Since the Republican convention, the McCain campaign has come out vociferously against lipstick on pigs, scrutiny of Governor Sarah Palin, community service and left wing bloggers, who they lump in with mainstream media and the Democratic Party. Over and over, McCain declares himself a maverick uniquely qualified to fix Washington, which he says is broken and has lost trust with Americans. McCain does not mention he has voted with President Bush 90% of the time and has served in the U.S. Senate for almost three decades. Nor that Governor Palin was for the bridge to nowhere before she was against it, that she did use lobbyists and she has received earmarks.

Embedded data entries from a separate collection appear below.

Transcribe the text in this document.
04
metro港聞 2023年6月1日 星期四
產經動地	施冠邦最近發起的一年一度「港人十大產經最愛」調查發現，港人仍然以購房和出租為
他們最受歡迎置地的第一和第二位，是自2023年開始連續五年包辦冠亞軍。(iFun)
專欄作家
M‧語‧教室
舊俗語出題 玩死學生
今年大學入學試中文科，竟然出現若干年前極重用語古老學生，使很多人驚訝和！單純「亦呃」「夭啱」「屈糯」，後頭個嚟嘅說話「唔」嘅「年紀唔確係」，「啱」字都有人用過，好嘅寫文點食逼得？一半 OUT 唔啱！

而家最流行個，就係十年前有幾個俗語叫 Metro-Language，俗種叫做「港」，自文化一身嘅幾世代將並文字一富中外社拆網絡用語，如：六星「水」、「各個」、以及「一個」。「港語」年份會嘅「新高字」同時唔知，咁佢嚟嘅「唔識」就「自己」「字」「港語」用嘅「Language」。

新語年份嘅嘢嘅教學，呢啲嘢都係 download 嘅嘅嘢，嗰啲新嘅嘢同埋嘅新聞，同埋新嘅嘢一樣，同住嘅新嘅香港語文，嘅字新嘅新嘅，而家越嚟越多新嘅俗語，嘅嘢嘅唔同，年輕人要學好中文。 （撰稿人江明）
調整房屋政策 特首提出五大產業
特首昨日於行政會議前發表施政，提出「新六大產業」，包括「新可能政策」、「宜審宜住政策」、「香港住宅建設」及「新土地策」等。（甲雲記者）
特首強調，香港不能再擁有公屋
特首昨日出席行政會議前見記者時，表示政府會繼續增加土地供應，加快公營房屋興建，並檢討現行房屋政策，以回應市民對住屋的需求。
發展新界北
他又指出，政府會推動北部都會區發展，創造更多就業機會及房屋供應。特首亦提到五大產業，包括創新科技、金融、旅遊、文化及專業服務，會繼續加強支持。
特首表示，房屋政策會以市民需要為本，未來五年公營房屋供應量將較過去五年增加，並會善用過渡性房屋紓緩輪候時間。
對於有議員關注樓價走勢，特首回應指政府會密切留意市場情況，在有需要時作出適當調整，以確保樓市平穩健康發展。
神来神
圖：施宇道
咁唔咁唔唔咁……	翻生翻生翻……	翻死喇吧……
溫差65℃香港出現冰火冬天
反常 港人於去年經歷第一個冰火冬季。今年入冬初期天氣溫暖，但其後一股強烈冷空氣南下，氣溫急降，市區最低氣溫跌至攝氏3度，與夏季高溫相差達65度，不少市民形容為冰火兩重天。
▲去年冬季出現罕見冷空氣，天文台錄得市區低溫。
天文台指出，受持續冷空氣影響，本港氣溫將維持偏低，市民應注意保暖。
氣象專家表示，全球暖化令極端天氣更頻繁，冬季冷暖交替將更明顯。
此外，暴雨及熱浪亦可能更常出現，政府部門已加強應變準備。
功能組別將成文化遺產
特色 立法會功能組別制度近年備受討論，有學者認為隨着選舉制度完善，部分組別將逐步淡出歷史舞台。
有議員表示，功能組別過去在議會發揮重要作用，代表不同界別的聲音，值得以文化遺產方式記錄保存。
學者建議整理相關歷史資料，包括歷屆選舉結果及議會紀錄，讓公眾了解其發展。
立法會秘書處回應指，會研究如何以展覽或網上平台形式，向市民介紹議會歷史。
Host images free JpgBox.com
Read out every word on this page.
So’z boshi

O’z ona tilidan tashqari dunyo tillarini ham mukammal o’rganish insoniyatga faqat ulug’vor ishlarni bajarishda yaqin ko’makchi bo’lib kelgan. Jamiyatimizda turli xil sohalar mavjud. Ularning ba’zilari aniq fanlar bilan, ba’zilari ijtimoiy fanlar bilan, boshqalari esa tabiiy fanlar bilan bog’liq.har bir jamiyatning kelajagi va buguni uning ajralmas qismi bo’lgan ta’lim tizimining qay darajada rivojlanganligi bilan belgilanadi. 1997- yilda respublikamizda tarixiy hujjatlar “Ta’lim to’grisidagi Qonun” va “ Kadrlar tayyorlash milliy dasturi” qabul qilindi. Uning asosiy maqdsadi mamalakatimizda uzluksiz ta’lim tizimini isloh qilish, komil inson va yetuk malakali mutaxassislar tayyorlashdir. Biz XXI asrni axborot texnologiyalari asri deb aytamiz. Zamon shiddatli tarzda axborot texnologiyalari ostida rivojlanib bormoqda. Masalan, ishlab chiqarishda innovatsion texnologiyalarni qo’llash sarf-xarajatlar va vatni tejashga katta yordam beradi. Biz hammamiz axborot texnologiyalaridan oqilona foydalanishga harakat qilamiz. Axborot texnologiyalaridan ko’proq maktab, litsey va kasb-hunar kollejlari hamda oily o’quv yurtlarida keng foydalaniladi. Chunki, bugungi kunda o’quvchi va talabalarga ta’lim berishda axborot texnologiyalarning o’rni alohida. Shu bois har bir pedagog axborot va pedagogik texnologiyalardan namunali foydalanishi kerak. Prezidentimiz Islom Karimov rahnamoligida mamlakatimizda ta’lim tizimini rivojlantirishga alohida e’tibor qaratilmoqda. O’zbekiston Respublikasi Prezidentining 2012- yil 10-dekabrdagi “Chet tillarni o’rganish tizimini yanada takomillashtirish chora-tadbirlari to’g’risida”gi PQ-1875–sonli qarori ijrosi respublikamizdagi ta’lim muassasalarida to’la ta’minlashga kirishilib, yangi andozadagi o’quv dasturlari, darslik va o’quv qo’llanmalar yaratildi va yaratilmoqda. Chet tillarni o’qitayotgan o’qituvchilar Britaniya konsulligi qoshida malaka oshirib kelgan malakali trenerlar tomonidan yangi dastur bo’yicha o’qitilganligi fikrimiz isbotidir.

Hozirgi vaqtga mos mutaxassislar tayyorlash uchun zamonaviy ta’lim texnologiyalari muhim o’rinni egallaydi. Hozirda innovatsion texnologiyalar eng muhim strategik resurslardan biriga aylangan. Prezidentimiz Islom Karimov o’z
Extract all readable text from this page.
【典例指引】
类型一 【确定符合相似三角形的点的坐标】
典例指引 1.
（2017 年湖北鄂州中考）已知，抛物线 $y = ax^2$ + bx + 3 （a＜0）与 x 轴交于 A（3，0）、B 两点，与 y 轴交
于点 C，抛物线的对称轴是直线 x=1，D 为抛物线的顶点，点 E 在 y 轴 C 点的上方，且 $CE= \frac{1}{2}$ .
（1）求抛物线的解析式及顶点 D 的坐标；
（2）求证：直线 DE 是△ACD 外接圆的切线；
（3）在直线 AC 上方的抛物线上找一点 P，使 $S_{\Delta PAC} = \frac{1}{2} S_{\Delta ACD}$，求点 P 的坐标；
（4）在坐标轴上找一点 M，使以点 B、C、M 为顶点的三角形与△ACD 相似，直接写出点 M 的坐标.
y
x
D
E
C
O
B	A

If elected President, McCain says he will reach across the aisle and work with Democrats. Yet his campaign commercials are inaccurate, misleading and nasty. Among other distortions, McCain ads falsely state that Obama will raise taxes on the middle class, and that he approved sex education for kindergarteners. McCain dismisses criticism by saying, "this is a tough business." He has repeatedly said that the tone would improve if Obama accepted his proposal for weekly town hall debates. Sure, believe that and I have a bridge to nowhere to sell you. Just how long will it be until Reverend Jeremiah Wright and Bill Ayers are again featured in GOP ads?

The Republican base is energized while some Democrats are growingly concerned that Obama will lose. Nonetheless, there are still millions of Americans who will look to the debates for answers to the many vital issues facing our nation before making their choice.

Meanwhile, will Senator McCain, a true America hero, lift his campaign out of the gutter and again inspire all Americans? Probably not, because negative tactics work. Irish poet and writer Oscar Wilde best summarized American politics when he said, "Democracy means simply the bludgeoning of the people by the people for the people."